Driss Guiga (إدريس قيقة; 21 October 1924 – 19 April 2026) was a Tunisian lawyer and politician who was Minister of Health, Minister of Education, and then Minister of the Interior for four years during the later part of the Habib Bourguiba regime.

==Early years==
Driss Guiga was born on 21 October 1924. His birthplace was Testour, a village in the northwest of Tunisia where his father was a teacher. He joined the national movement when he was 14 and was a student at Sadiki College in Tunis. The French colonial authorities arrested his teacher, Ali Belhaouane, on 8 April 1938. Belhaouane was responsible for the youth organization of the Neo Destour nationalist party, which had been founded four years earlier. A general strike followed, and the college was closed for two months. Guiga joined a secret cell of the party, met Habib Bourguiba and became a "bourguibiste."

Guiga studied law and history at the University of Algiers (1944–47), where he met his future wife Chacha, a painter.
They would have four children.
He then enrolled at the Law Faculty of Paris, where he obtained a diploma in civil law in 1949.
After returning to Tunis he joined the firm of his uncle, Bahri Guiga, a lawyer and politician.
He practiced Law from 1948 to 1952.
He also wrote for the journal Mission created by Hedi Amara Nouira.
He was arrested in 1952 and spent seven months in prison.
In 1952 Guiga was appointed Head of the Office of the Minister of Public Health.

==Political career==
After Tunisia became independent in 1956 Guiga was appointed in turn secretary general of the National Assembly, head of Regional Government, and General Director of Security at the Interior Ministry. He left the last position after the plot against the former president in 1962, which his service did not foresee.
From 1963 to 1969 he was General Commissioner of Tourism.
He was State Secretary for Public Health and Social Affairs in 1969, then Minister of Public Health (1969).
Guiga was appointed Minister of Education in 1973 after the general strike against the Arabization program advocated by Mohammed Mzali.
He succeeded Mzali as Minister of Education in March 1973. He was uninterested in reform, saying in a press interview that the more important task was to stabilize and control the education system. The goal of providing universal primary education had been abandoned by October 1973, and the emphasis was now on improving quality.
Guiga wanted to increase the number of teachers, introduce common standards, and define career paths for teachers.

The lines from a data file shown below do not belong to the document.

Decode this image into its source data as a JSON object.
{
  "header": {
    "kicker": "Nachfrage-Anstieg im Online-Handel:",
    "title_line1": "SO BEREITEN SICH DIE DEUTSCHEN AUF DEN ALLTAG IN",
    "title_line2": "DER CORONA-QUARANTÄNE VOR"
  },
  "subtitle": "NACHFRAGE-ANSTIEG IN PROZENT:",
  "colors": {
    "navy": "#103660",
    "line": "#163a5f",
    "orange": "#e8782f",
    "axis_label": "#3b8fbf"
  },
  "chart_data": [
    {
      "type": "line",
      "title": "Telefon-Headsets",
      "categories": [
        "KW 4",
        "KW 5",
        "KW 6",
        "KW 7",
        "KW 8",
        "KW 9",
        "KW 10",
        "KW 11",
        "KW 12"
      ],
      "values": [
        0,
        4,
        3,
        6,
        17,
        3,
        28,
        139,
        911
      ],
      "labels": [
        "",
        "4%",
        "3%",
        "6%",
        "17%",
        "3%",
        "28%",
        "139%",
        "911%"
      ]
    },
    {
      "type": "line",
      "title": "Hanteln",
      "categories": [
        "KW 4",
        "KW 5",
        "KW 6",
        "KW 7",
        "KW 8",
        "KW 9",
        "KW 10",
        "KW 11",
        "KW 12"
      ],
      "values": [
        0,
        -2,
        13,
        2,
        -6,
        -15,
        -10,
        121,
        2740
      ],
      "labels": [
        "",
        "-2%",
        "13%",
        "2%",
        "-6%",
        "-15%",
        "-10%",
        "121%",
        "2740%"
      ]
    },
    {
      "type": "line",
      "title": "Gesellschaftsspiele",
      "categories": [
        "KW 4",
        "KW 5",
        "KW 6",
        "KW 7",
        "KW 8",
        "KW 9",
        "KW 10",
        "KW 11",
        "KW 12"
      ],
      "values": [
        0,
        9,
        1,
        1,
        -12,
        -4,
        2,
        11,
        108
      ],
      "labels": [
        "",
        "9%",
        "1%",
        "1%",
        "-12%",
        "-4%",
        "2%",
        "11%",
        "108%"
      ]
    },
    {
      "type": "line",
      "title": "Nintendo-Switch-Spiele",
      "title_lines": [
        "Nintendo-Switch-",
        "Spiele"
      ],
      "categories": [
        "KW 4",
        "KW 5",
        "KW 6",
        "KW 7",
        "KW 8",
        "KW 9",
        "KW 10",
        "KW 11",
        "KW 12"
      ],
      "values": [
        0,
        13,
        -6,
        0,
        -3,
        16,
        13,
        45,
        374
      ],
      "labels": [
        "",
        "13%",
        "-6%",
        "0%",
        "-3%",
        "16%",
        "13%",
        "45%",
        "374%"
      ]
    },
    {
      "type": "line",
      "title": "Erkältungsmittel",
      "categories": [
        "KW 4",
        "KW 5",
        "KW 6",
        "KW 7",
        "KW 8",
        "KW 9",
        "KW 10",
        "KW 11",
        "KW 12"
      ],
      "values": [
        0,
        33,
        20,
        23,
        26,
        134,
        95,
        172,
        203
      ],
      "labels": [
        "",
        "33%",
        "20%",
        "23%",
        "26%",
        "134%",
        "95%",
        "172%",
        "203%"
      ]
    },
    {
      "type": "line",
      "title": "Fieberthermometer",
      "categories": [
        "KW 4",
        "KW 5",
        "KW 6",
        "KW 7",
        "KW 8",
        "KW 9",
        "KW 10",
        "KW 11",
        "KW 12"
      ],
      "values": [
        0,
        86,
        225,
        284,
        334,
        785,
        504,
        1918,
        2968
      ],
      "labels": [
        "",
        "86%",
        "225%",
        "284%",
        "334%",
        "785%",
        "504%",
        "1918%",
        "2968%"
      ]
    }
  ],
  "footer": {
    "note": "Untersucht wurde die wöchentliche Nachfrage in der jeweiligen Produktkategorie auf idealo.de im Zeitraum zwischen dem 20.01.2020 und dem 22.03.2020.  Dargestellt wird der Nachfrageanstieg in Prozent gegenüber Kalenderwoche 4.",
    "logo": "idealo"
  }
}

In 1976 Guiga was appointed Tunisian ambassador in Bonn.
This was a demotion due to his drive for university decentralization, which was opposed by Prime Minister Nouira.
In January 1980 he was named Minister of the Interior through the influence of President Bourguiba's wife, Wassila, shortly before Nouira left office.
His career was ended by the Tunisian bread riots of December 1983 – January 1984, after which Bourguiba demanded his resignation.
Guiga was blamed for the ruthless way in which the disturbances had been suppressed.
He left Tunisia soon after the riots ended and moved to London. In an official report issued in April 1984 he was accused of using the violence to advance his political career.
According to opposition members Guiga was just a scapegoat for the riots, which had been caused by a jump in the price of bread.
He was tried by the High Court on a charge of treason and was sentenced in absentia to ten years in prison.

==Later life and death==
As an exile in London, Guiga worked for the Saudi businessman Chamseddine el-Fassi, president of a foundation that promoted Sufism. He returned to Tunis on 8 November 1987 immediately after Bourguiba was deposed. He spent 13 days in prison, then was given a five-year suspended jail sentence and was released.

As of 2005 he was living in retirement in the Hammamet seaside resort about 60 km from Tunis. He had been decorated with the Grand Cordon of the Order of the Tunisian Republic and made Commander of the Order of Tunisian Independence.

Guiga died on 19 April 2026, at the age of 101.